Question Endovascular repair of aortobililiac aneurysm with WL Gore IBD


Simpsonville, SC
Best answers
Good Morning,

Looking for assistance in coding this procedure. I am looking at 34705, 34717 Rt, 34713 50. Not sure about using the 34717 for the IBE device.



Fellow: .

Dr. assistance was requested due to complex the case and lack of
fellow the appropriate training level to participate

PROCEDURE: Endovascular repair of aortobiiliac aneurysm with WL Gore iliac
branch device. 23 mm IBE on the right with a 12 x 7 iliac branch on the
right into the internal iliac. 31 mm main body place from the patient's
left. 27 x 12 bell bottom bridge on the right in a 27 x 12 bell bottom limb
of the left common iliac..

Abdominal aortic and bilateral common iliac artery aneurysms


165 cc Omnipaque 300

24.7 minutes

Patient with bilateral common iliac artery aneurysms as well as a small
abdominal aortic aneurysm. His right common iliac artery is now over 3 cm
and meets criteria for repair. He appears to have anatomy that is amenable
to endovascular repair with iliac branch device.

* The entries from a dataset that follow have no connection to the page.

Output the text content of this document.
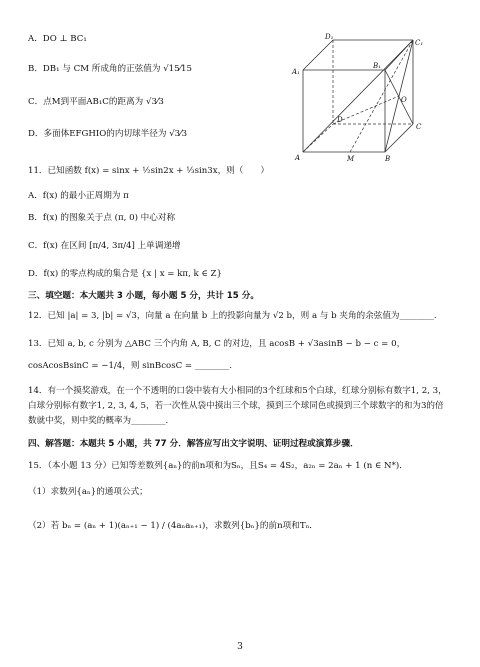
A．DO ⊥ BC₁
B．DB₁ 与 CM 所成角的正弦值为 √15⁄15
C．点M到平面AB₁C的距离为 √3⁄3
D．多面体EFGHIO的内切球半径为 √3⁄3
D₁
C₁
A₁
B₁
O
D
C
A	M	B
11．已知函数 f(x) = sinx + ½sin2x + ⅓sin3x，则（　　）
A．f(x) 的最小正周期为 π
B．f(x) 的图象关于点 (π, 0) 中心对称
C．f(x) 在区间 [π/4, 3π/4] 上单调递增
D．f(x) 的零点构成的集合是 {x | x = kπ, k ∈ Z}
三、填空题：本大题共 3 小题，每小题 5 分，共计 15 分。
12．已知 |a| = 3, |b| = √3，向量 a 在向量 b 上的投影向量为 √2 b，则 a 与 b 夹角的余弦值为________.
13．已知 a, b, c 分别为 △ABC 三个内角 A, B, C 的对边，且 acosB + √3asinB − b − c = 0，
cosAcosBsinC = −1/4，则 sinBcosC = ________.
14．有一个摸奖游戏，在一个不透明的口袋中装有大小相同的3个红球和5个白球，红球分别标有数字1, 2, 3，白球分别标有数字1, 2, 3, 4, 5，若一次性从袋中摸出三个球，摸到三个球同色或摸到三个球数字的和为3的倍数就中奖，则中奖的概率为________.
四、解答题：本题共 5 小题，共 77 分．解答应写出文字说明、证明过程或演算步骤．
15．（本小题 13 分）已知等差数列{aₙ}的前n项和为Sₙ，且S₄ = 4S₂，a₂ₙ = 2aₙ + 1 (n ∈ N*)．
（1）求数列{aₙ}的通项公式；
（2）若 bₙ = (aₙ + 1)(aₙ₊₁ − 1) / (4aₙaₙ₊₁)，求数列{bₙ}的前n项和Tₙ．
3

Excellent repair of a small abdominal aortic and bilateral common iliac
artery aneurysms.

After consent was obtained the patient was taken the anterior suite spinal
anesthesia was achieved the abdomen and groins were then prepped and
draped in usual fashion. Under ultrasound guidance bilateral femoral
retrograde access was achieved. We preclosed both groins with 2
proglide's. On the left we placed a 12 French sheath which is the flex
sheath. On the right a 16 French sheath was placed. Dr. and Dr.
stood on the patient's left and I stood on the patient's right. The
patient was given systemic heparin. From the left a trilobed snare was
placed and from the right an angled Glidewire was advanced and the wire
was snared. From the right we then advanced R aortic wire. A 23 mm IBE was
advanced to the right femoral sheath taking care to avoid wirewrapped. We
then deployed the proximal portion artery device after confirming presents
and position of her internal iliac on the right. From the left the Flex
sheath was advanced up and over. Angle glide catheter was advanced and the
right internal iliac artery was cannulated. Catheter position was
confirmed angiographically. We then exchanged for a 1 cm floppy tip
Amplatz wire and advanced are 12 x 7 iliac branch from the left into the
right internal iliac artery. This was postdilated with a 12 mm balloon. We
completed deployment of the ipsilateral portion of the IBE device and
angioplastied with the molding and occlusion balloon including kissing
balloons at the level of the iliac branch device.

Completion imaging was achieved which shows prompt flow into are internal
branch. The left femoral sheath was then upsized to a 18 French sheath.
From the right eye advanced a pigtail catheter to the level of the renal
arteries. We advanced a 31 mm main body from the left femoral sheath to
the level of the renal arteries and deployed immediately below the lowest
which is the left renal artery. From the right I then cannulated the
contralateral gate. We then advanced a marker pigtail catheter to measure
length in a 27 x 12 bridge piece was placed into the iliac branch device
main body. Excellent overlap was achieved. We then extended the left with
the 27 x 12 bell bottom landing this above the left internal iliac artery.
We angioplastied proximal and distal seal zones as well as all overlaps.
Completion imaging was achieved which shows prompt flow to both renal
arteries with no evidence of endoleak. There is prompt flow down both
limbs including the right internal iliac artery. We then achieved
hemostasis with are proglide's and the skin was reapproximated with

Successful exclusion of small abdominal aortic and bilateral common iliac
artery aneurysms with iliac branch device on the right and bell bottom
limb on the left.

Thank you for any assistance :)

Jim Pawloski

True Blue
Ann Arbor
Best answers
I reviewed this case, and I would agree with including 34717 code. A bifurcated stent graft was placed at the internal/external iliac bifurcation.